Thank you everyone for continuing to send in your tithes and offerings to the church office. For the offerings that we have received this week, let us pray:

Prayer of Dedication:

We give you thanks, O loving God, that you have placed in the hearts of your faithful people the gift of generosity and the desire to do your will. Use these gifts to proclaim good news to all people. Amen.

Pastoral Prayer (with Lord’s Prayer):

A lot is happening in our world and in our nation so as we gather across time and space in this time of prayer, join me in taking some nice cleansing breaths as we calm our busy minds and open our hearts to the presence of the Prince of Peace. Let’s breathe [go 30 seconds]:

Let us pray for all the earth, the church, and all those in need, saying God of grace, hear our prayer.

Let us pray for the world:

for leaders of nations that wisdom and integrity will prevail for the good of all people, especially the poor and for regions torn by conflict that peace may reign and destruction end; God of grace, hear our prayer.

Let us pray for all people of faith:

for the unity of the body of Christ, that divisions might not turn people away from the church; that wherever prayers are raised up, the one God of all will hear; and for all people who nurture life in the name of a greater good; God of grace, hear our prayer.

Let us pray for our own nation:

For the president and the president-elect, Congress, the Supreme Court, and all judges, for state governments, city councils, school boards, and all who have power to make policy, that all consideration be given to what is most healthy for all.

This week, as we witness again the transfer of power to a new administration that comes from our fair and just democratic process, may it be peaceful and may all of us unite behind your will for the good of all. God of Grace, hear our prayer.

Let us pray for those in need:

for all who are hungry in our nation and world, for those who have no home or employment; for parents and children who live in fear for any reason, and for all who are in mourning; God of grace, hear our prayer.

In the silence of this moment, we lift up those on our prayer list and those on our hearts [time of silence]. God of grace, hear our prayer.

O God, you have made us, formed us, and called us by name. Receive our prayers this day, in the name of the one who taught us to prayer saying: Our Father, who art in heaven, hallowed be thy name, thy kingdom come, thy will be done, on earth as it is in heaven. Give us this day our daily bread. Forgive us our debts as we forgive our debtors. And lead us not into temptation but deliver us from evil. For thine is the kingdom, and the power, and the glory forever.
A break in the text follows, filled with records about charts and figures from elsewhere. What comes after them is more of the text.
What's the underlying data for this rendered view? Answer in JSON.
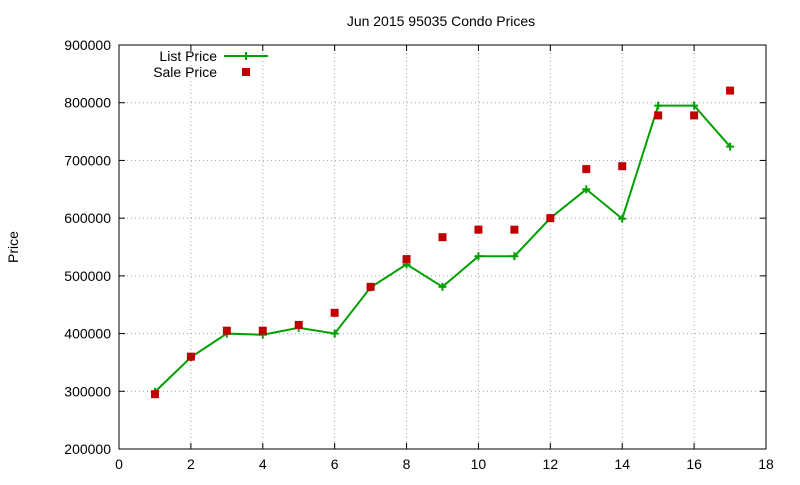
{
  "chart_data": {
    "type": "line",
    "title": "Jun 2015 95035 Condo Prices",
    "xlabel": "",
    "ylabel": "Price",
    "xlim": [
      0,
      18
    ],
    "ylim": [
      200000,
      900000
    ],
    "xticks": [
      0,
      2,
      4,
      6,
      8,
      10,
      12,
      14,
      16,
      18
    ],
    "yticks": [
      200000,
      300000,
      400000,
      500000,
      600000,
      700000,
      800000,
      900000
    ],
    "grid": true,
    "legend_position": "top-left",
    "series": [
      {
        "name": "List Price",
        "kind": "line-points",
        "color": "#00a000",
        "marker": "plus",
        "x": [
          1,
          2,
          3,
          4,
          5,
          6,
          7,
          8,
          9,
          10,
          11,
          12,
          13,
          14,
          15,
          16,
          17
        ],
        "y": [
          299000,
          359000,
          400000,
          398000,
          410000,
          400000,
          480000,
          520000,
          481000,
          534000,
          534000,
          600000,
          650000,
          599000,
          795000,
          795000,
          724000
        ]
      },
      {
        "name": "Sale Price",
        "kind": "points",
        "color": "#c00000",
        "marker": "square",
        "x": [
          1,
          2,
          3,
          4,
          5,
          6,
          7,
          8,
          9,
          10,
          11,
          12,
          13,
          14,
          15,
          16,
          17
        ],
        "y": [
          295000,
          360000,
          405000,
          405000,
          415000,
          436000,
          481000,
          529000,
          567000,
          580000,
          580000,
          600000,
          685000,
          690000,
          778000,
          778000,
          821000
        ]
      }
    ]
  }
}
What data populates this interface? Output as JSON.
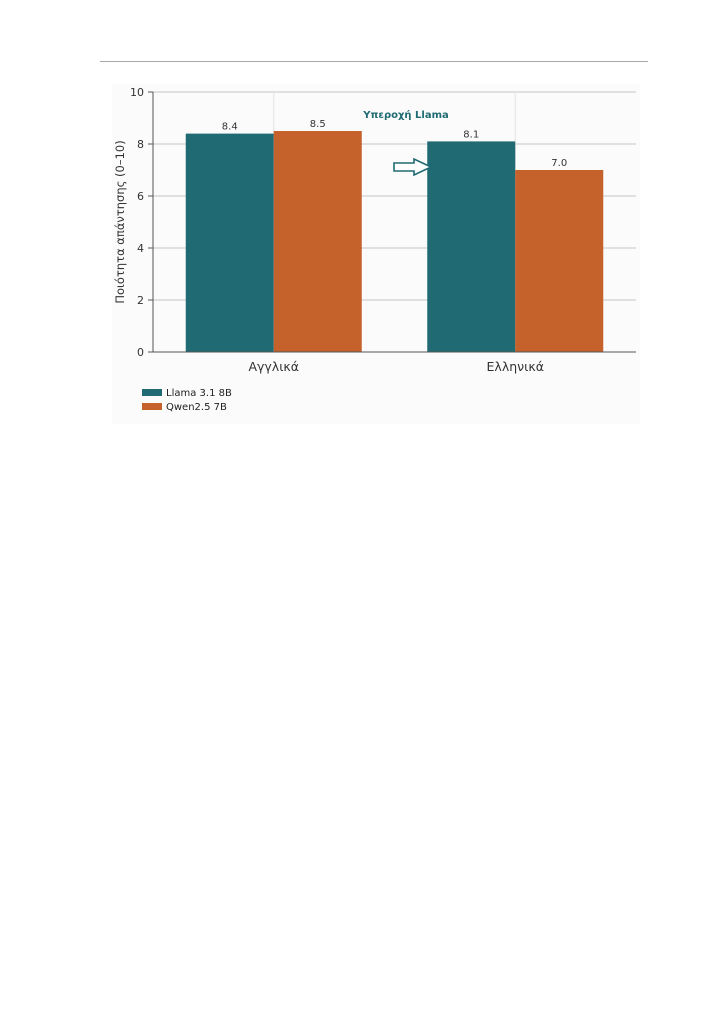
{
  "chart_data": {
    "type": "bar",
    "categories": [
      "Αγγλικά",
      "Ελληνικά"
    ],
    "series": [
      {
        "name": "Llama 3.1 8B",
        "values": [
          8.4,
          8.1
        ],
        "color": "#206b73"
      },
      {
        "name": "Qwen2.5 7B",
        "values": [
          8.5,
          7.0
        ],
        "color": "#c5612a"
      }
    ],
    "ylabel": "Ποιότητα απάντησης (0–10)",
    "ylim": [
      0,
      10
    ],
    "yticks": [
      "0",
      "2",
      "4",
      "6",
      "8",
      "10"
    ],
    "data_labels": [
      [
        "8.4",
        "8.1"
      ],
      [
        "8.5",
        "7.0"
      ]
    ],
    "grid": "horizontal",
    "legend": "bottom-left",
    "annotation": {
      "text": "Υπεροχή Llama",
      "points_to": "Ελληνικά",
      "color": "#206b73"
    }
  }
}
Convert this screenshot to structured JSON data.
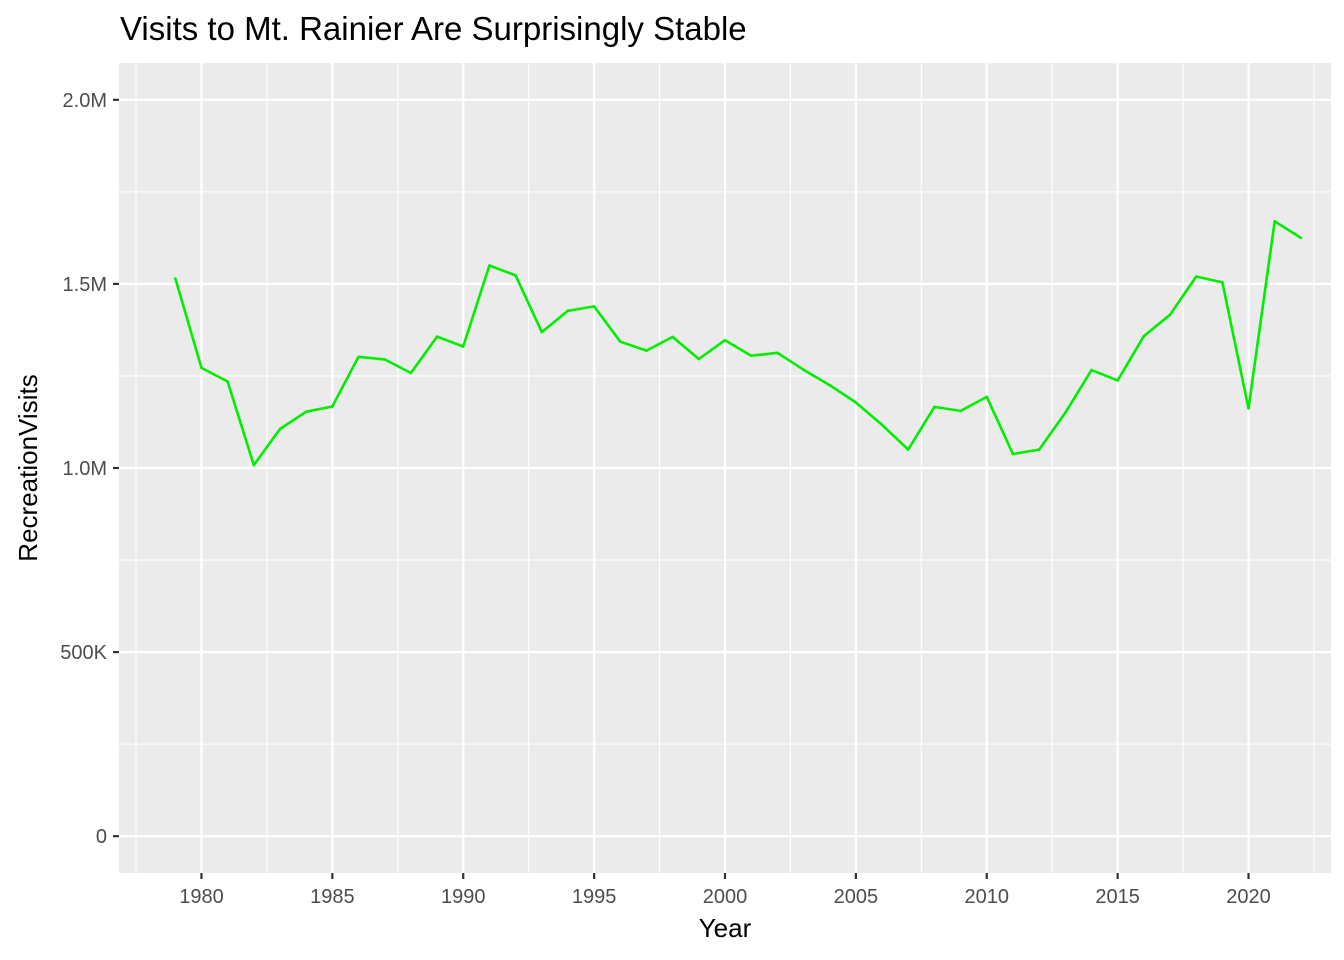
{
  "chart_data": {
    "type": "line",
    "title": "Visits to Mt. Rainier Are Surprisingly Stable",
    "xlabel": "Year",
    "ylabel": "RecreationVisits",
    "xlim": [
      1976.85,
      1724.15
    ],
    "ylim": [
      -100000,
      2100000
    ],
    "x_ticks": [
      1980,
      1985,
      1990,
      1995,
      2000,
      2005,
      2010,
      2015,
      2020
    ],
    "x_tick_labels": [
      "1980",
      "1985",
      "1990",
      "1995",
      "2000",
      "2005",
      "2010",
      "2015",
      "2020"
    ],
    "y_ticks": [
      0,
      500000,
      1000000,
      1500000,
      2000000
    ],
    "y_tick_labels": [
      "0",
      "500K",
      "1.0M",
      "1.5M",
      "2.0M"
    ],
    "grid": true,
    "panel_background": "#EBEBEB",
    "grid_color": "#FFFFFF",
    "series": [
      {
        "color": "#00EE00",
        "x": [
          1979,
          1980,
          1981,
          1982,
          1983,
          1984,
          1985,
          1986,
          1987,
          1988,
          1989,
          1990,
          1991,
          1992,
          1993,
          1994,
          1995,
          1996,
          1997,
          1998,
          1999,
          2000,
          2001,
          2002,
          2003,
          2004,
          2005,
          2006,
          2007,
          2008,
          2009,
          2010,
          2011,
          2012,
          2013,
          2014,
          2015,
          2016,
          2017,
          2018,
          2019,
          2020,
          2021,
          2022
        ],
        "values": [
          1515000,
          1272000,
          1235000,
          1008000,
          1106000,
          1153000,
          1167000,
          1302000,
          1295000,
          1258000,
          1357000,
          1330000,
          1550000,
          1523000,
          1369000,
          1427000,
          1439000,
          1343000,
          1319000,
          1356000,
          1296000,
          1347000,
          1305000,
          1313000,
          1267000,
          1225000,
          1178000,
          1117000,
          1050000,
          1166000,
          1155000,
          1193000,
          1038000,
          1050000,
          1150000,
          1266000,
          1238000,
          1358000,
          1416000,
          1520000,
          1504000,
          1162000,
          1670000,
          1625000
        ]
      }
    ]
  }
}
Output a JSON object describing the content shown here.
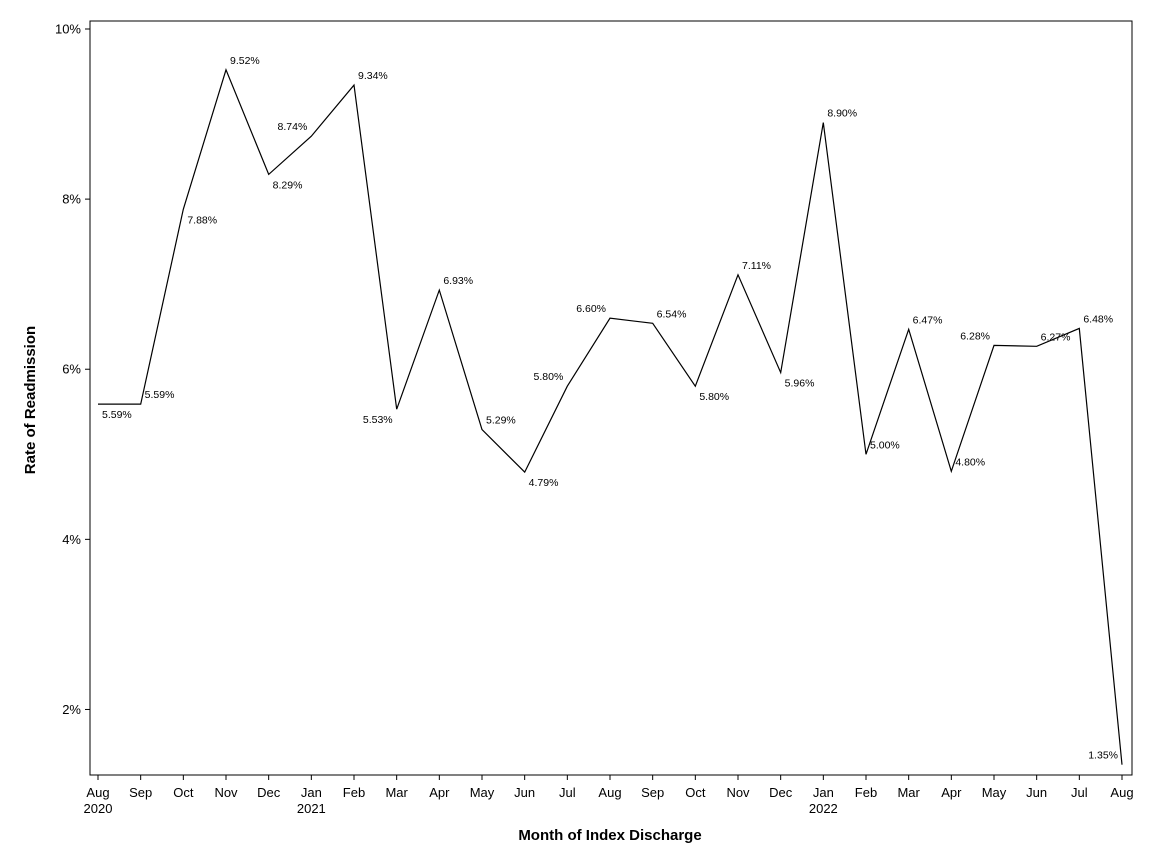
{
  "chart_data": {
    "type": "line",
    "title": "",
    "xlabel": "Month of Index Discharge",
    "ylabel": "Rate of Readmission",
    "ylim": [
      1.3,
      10.0
    ],
    "yticks": [
      2,
      4,
      6,
      8,
      10
    ],
    "ytick_labels": [
      "2%",
      "4%",
      "6%",
      "8%",
      "10%"
    ],
    "grid": false,
    "legend": "none",
    "categories": [
      "Aug",
      "Sep",
      "Oct",
      "Nov",
      "Dec",
      "Jan",
      "Feb",
      "Mar",
      "Apr",
      "May",
      "Jun",
      "Jul",
      "Aug",
      "Sep",
      "Oct",
      "Nov",
      "Dec",
      "Jan",
      "Feb",
      "Mar",
      "Apr",
      "May",
      "Jun",
      "Jul",
      "Aug"
    ],
    "year_labels": [
      "2020",
      "",
      "",
      "",
      "",
      "2021",
      "",
      "",
      "",
      "",
      "",
      "",
      "",
      "",
      "",
      "",
      "",
      "2022",
      "",
      "",
      "",
      "",
      "",
      "",
      ""
    ],
    "series": [
      {
        "name": "Rate of Readmission",
        "values": [
          5.59,
          5.59,
          7.88,
          9.52,
          8.29,
          8.74,
          9.34,
          5.53,
          6.93,
          5.29,
          4.79,
          5.8,
          6.6,
          6.54,
          5.8,
          7.11,
          5.96,
          8.9,
          5.0,
          6.47,
          4.8,
          6.28,
          6.27,
          6.48,
          1.35
        ],
        "labels": [
          "5.59%",
          "5.59%",
          "7.88%",
          "9.52%",
          "8.29%",
          "8.74%",
          "9.34%",
          "5.53%",
          "6.93%",
          "5.29%",
          "4.79%",
          "5.80%",
          "6.60%",
          "6.54%",
          "5.80%",
          "7.11%",
          "5.96%",
          "8.90%",
          "5.00%",
          "6.47%",
          "4.80%",
          "6.28%",
          "6.27%",
          "6.48%",
          "1.35%"
        ]
      }
    ]
  }
}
Amen.

Hymn of Dedication: #338 “He Leadeth Me, O Blessed Thought” (Verses 1&2)

1 He leadeth me: O blessed thought!

O words with heavenly comfort fraught!

Whate’er I do, where’er I be,

still ‘tis God’s hand that leadeth me.


He leadeth me, he leadeth me;

by his own hand he leadeth me:

his faithful follower I would be,

for by his hand he leadeth me.

2 Sometimes mid scenes of deepest gloom,

sometimes where Eden’s flowers bloom,

by waters calm, o’er troubled sea,

still ‘tis God’s hand that leadeth me.


Closing Words/Benediction:

Stop. Listen. Respond. Good words for our life. So, who are you mentoring? Who are you sharing your wisdom; your experience; your faith with? And who is mentoring you? May we all respond to Gods call like Eli and Samuel because they needed each other just as we need each other for this journey of life. You are so loved. Here is your virtual hug.

May the Lord bless you and keep you.

May the Lord be kind and gracious to you.

May the Lord look upon you with favor and grant you peace.

God’s Shalom! Today and every day! Amen.